[erlang-questions] lists, binaries or something else?

Tue Jul 17 03:53:50 CEST 2012

On 16/07/2012, at 10:40 PM, CGS wrote:

> Hi Richard,
> 
> Let me see if I understood your points correctly:
> 1. Is string the right tool? Alternatives: list/iolist (even binary tree) of hashes for the chunks.
> 2. To use compressed data as Joe suggested some messages ago.

You're missing point 0.

0.  What is the *real* problem that is to be solved?

The first time anyone asked me for some statistics advice,
they asked
	"How do I use SPSS to analyse percentage data?"

The answer turned out to be
	"In the name of all you hold sacred,
	 don't turn your measurements into percentages in the first place!"

In the same way, when someone asks
	"How do I handle very large strings in language X?"
I *automatically* ask
	"That's not your real problem.
	 Your real problem is the *reason* that you want to
	 handle very large strings.
	 If you tell us what your real problem is there may
	 be a way never to pass very large strings around
	 in the first place."

So "is string the right tool [for representing extraordinarily large
character sequences" is a good question to ask, but ONLY after it has
been very clearly established that passing extraordinarily large
character sequences around in _some_ form is actually a good thing to do.

> 1. a) Using binary tree structure is something I definitely took into account whenever is possible.

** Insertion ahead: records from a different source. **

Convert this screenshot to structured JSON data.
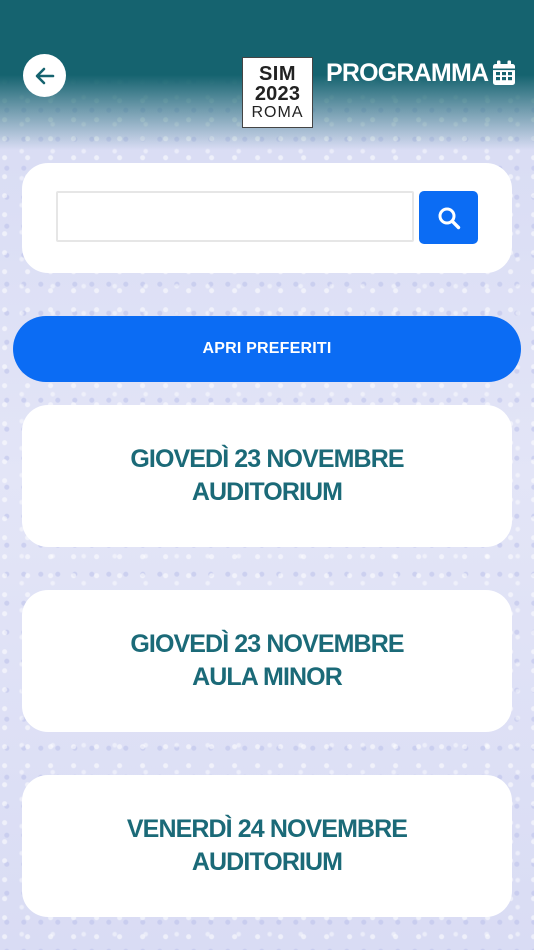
{
  "header": {
    "logo": {
      "line1": "SIM",
      "line2": "2023",
      "line3": "ROMA"
    },
    "title": "PROGRAMMA",
    "icons": {
      "back": "arrow-left-icon",
      "calendar": "calendar-icon",
      "search": "search-icon"
    }
  },
  "search": {
    "value": "",
    "placeholder": ""
  },
  "favorites_button": {
    "label": "APRI PREFERITI"
  },
  "days": [
    {
      "line1": "GIOVEDÌ 23 NOVEMBRE",
      "line2": "AUDITORIUM"
    },
    {
      "line1": "GIOVEDÌ 23 NOVEMBRE",
      "line2": "AULA MINOR"
    },
    {
      "line1": "VENERDÌ 24 NOVEMBRE",
      "line2": "AUDITORIUM"
    }
  ],
  "colors": {
    "header": "#15636f",
    "accent": "#0b6cf4",
    "card_text": "#1b6a78",
    "background": "#dcdff5"
  }
}
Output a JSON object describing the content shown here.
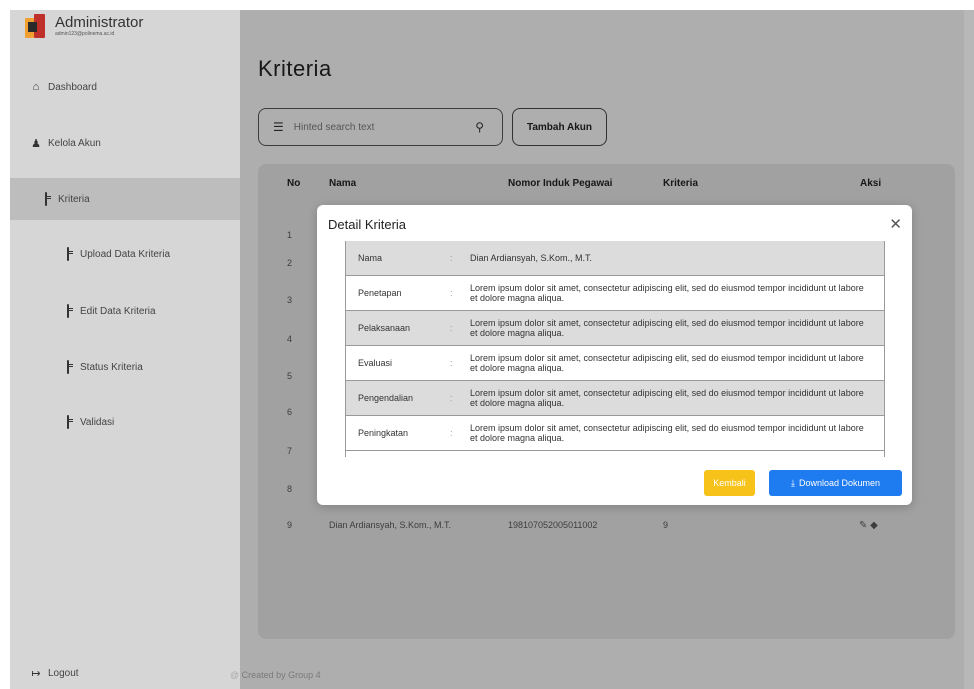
{
  "sidebar": {
    "brand_title": "Administrator",
    "brand_sub": "admin123@polinema.ac.id",
    "items": [
      {
        "label": "Dashboard",
        "icon": "home-icon"
      },
      {
        "label": "Kelola Akun",
        "icon": "user-icon"
      },
      {
        "label": "Kriteria",
        "icon": "clipboard-icon"
      },
      {
        "label": "Upload Data Kriteria",
        "icon": "clipboard-icon"
      },
      {
        "label": "Edit Data Kriteria",
        "icon": "clipboard-icon"
      },
      {
        "label": "Status Kriteria",
        "icon": "clipboard-icon"
      },
      {
        "label": "Validasi",
        "icon": "clipboard-icon"
      }
    ],
    "logout": "Logout"
  },
  "main": {
    "title": "Kriteria",
    "search_placeholder": "Hinted search text",
    "add_button": "Tambah Akun",
    "columns": [
      "No",
      "Nama",
      "Nomor Induk Pegawai",
      "Kriteria",
      "Aksi"
    ],
    "row_numbers": [
      "1",
      "2",
      "3",
      "4",
      "5",
      "6",
      "7",
      "8"
    ],
    "last_row": {
      "no": "9",
      "nama": "Dian Ardiansyah, S.Kom., M.T.",
      "nip": "198107052005011002",
      "kriteria": "9"
    }
  },
  "footer": "@ Created by Group 4",
  "modal": {
    "title": "Detail Kriteria",
    "rows": [
      {
        "label": "Nama",
        "value": "Dian Ardiansyah, S.Kom., M.T."
      },
      {
        "label": "Penetapan",
        "value": "Lorem ipsum dolor sit amet, consectetur adipiscing elit, sed do eiusmod tempor incididunt ut labore et dolore magna aliqua."
      },
      {
        "label": "Pelaksanaan",
        "value": "Lorem ipsum dolor sit amet, consectetur adipiscing elit, sed do eiusmod tempor incididunt ut labore et dolore magna aliqua."
      },
      {
        "label": "Evaluasi",
        "value": "Lorem ipsum dolor sit amet, consectetur adipiscing elit, sed do eiusmod tempor incididunt ut labore et dolore magna aliqua."
      },
      {
        "label": "Pengendalian",
        "value": "Lorem ipsum dolor sit amet, consectetur adipiscing elit, sed do eiusmod tempor incididunt ut labore et dolore magna aliqua."
      },
      {
        "label": "Peningkatan",
        "value": "Lorem ipsum dolor sit amet, consectetur adipiscing elit, sed do eiusmod tempor incididunt ut labore et dolore magna aliqua."
      }
    ],
    "separator": ":",
    "back_button": "Kembali",
    "download_button": "Download Dokumen"
  },
  "colors": {
    "sidebar_bg": "#d6d6d6",
    "active_bg": "#bdbdbd",
    "kembali": "#f7c21a",
    "download": "#1e7bf0"
  }
}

Did I say "binary" tree?  I know I mentioned AVL dags (which are binary but not
quite trees); I also mentioned piece tables (not binary trees) and Haskell's
lazy ByteStrings (who knows what inside?).  Other kinds of tree are possible.
If they're _that_ big, perhaps some sort of B-tree with B not too small might
work.  Imagine holding a tree as a 32-way B-tree of 1kB chunks and getting to
any byte in a small number of memory accesses.

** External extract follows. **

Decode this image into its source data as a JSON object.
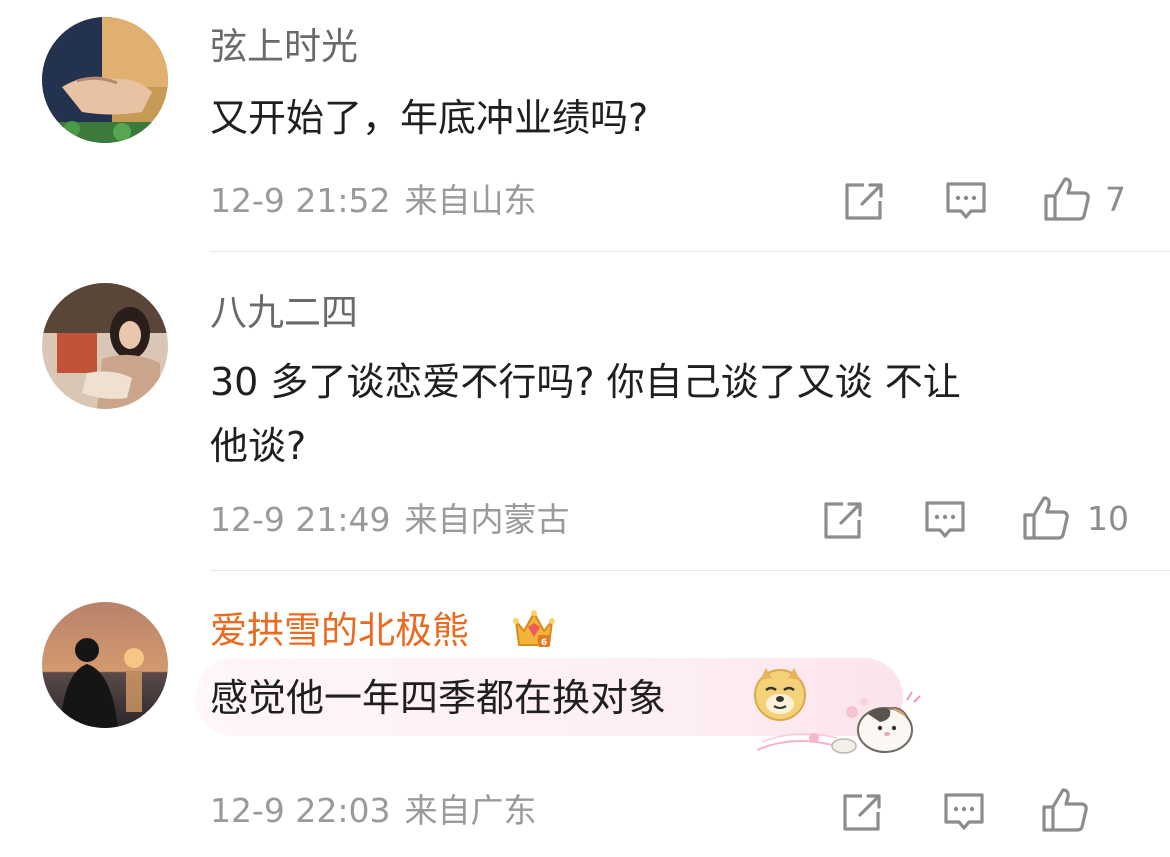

> 2. As I said, this is something worth taking into account even if I need to find a way to define "read-only" and "read-write" characteristic for each string.
> 
> Of course, until I have some test cases, this is only a pure discussion. So, the first step now should be to think of some test cases, I suppose.

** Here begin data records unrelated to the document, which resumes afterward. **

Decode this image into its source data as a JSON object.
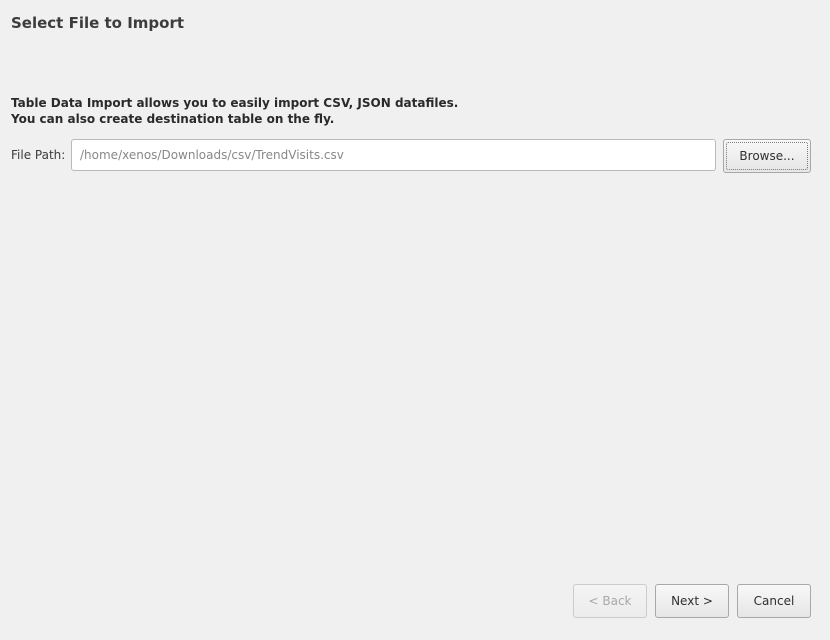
{
  "header": {
    "title": "Select File to Import"
  },
  "description": {
    "line1": "Table Data Import allows you to easily import CSV, JSON datafiles.",
    "line2": "You can also create destination table on the fly."
  },
  "file_path": {
    "label": "File Path:",
    "value": "/home/xenos/Downloads/csv/TrendVisits.csv",
    "browse_label": "Browse..."
  },
  "footer": {
    "back_label": "< Back",
    "back_enabled": false,
    "next_label": "Next >",
    "cancel_label": "Cancel"
  }
}
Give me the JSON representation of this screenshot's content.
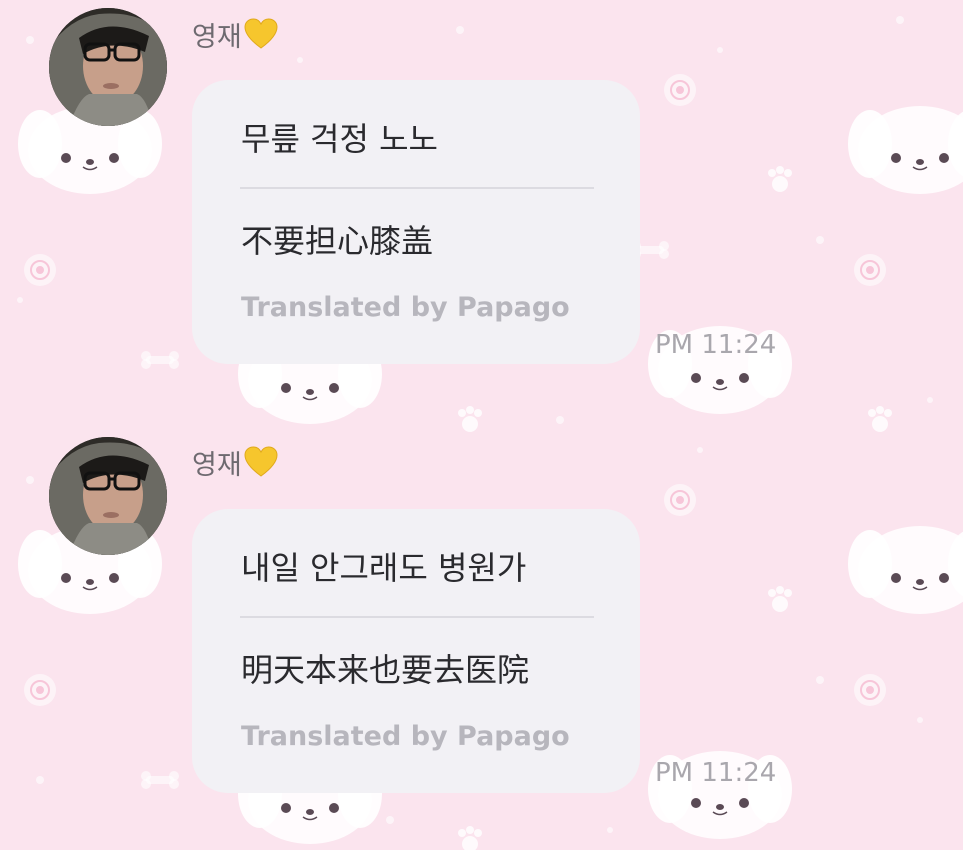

By the time you have test cases, you have already made the big choices that will
limit you.  I keep coming back to the question, "why move this much data around?"
Might it make sense to leave the strings where they are, and send the computations
back to the strings instead of sending the strings to the computations?

And when I ask whether strings are the right data type,
I am *NOT* asking whether list-of-character-code is the right concrete
data type, I am asking whether sequence-of-character-represented-anyhow
is the right *abstract* data type, whether you should be sending (parsed) XML
or JSON or some sort of abstract syntax graph instead.

Maybe (abstract) strings are right, but since we do not yet know what the
REAL problem is, how can we tell?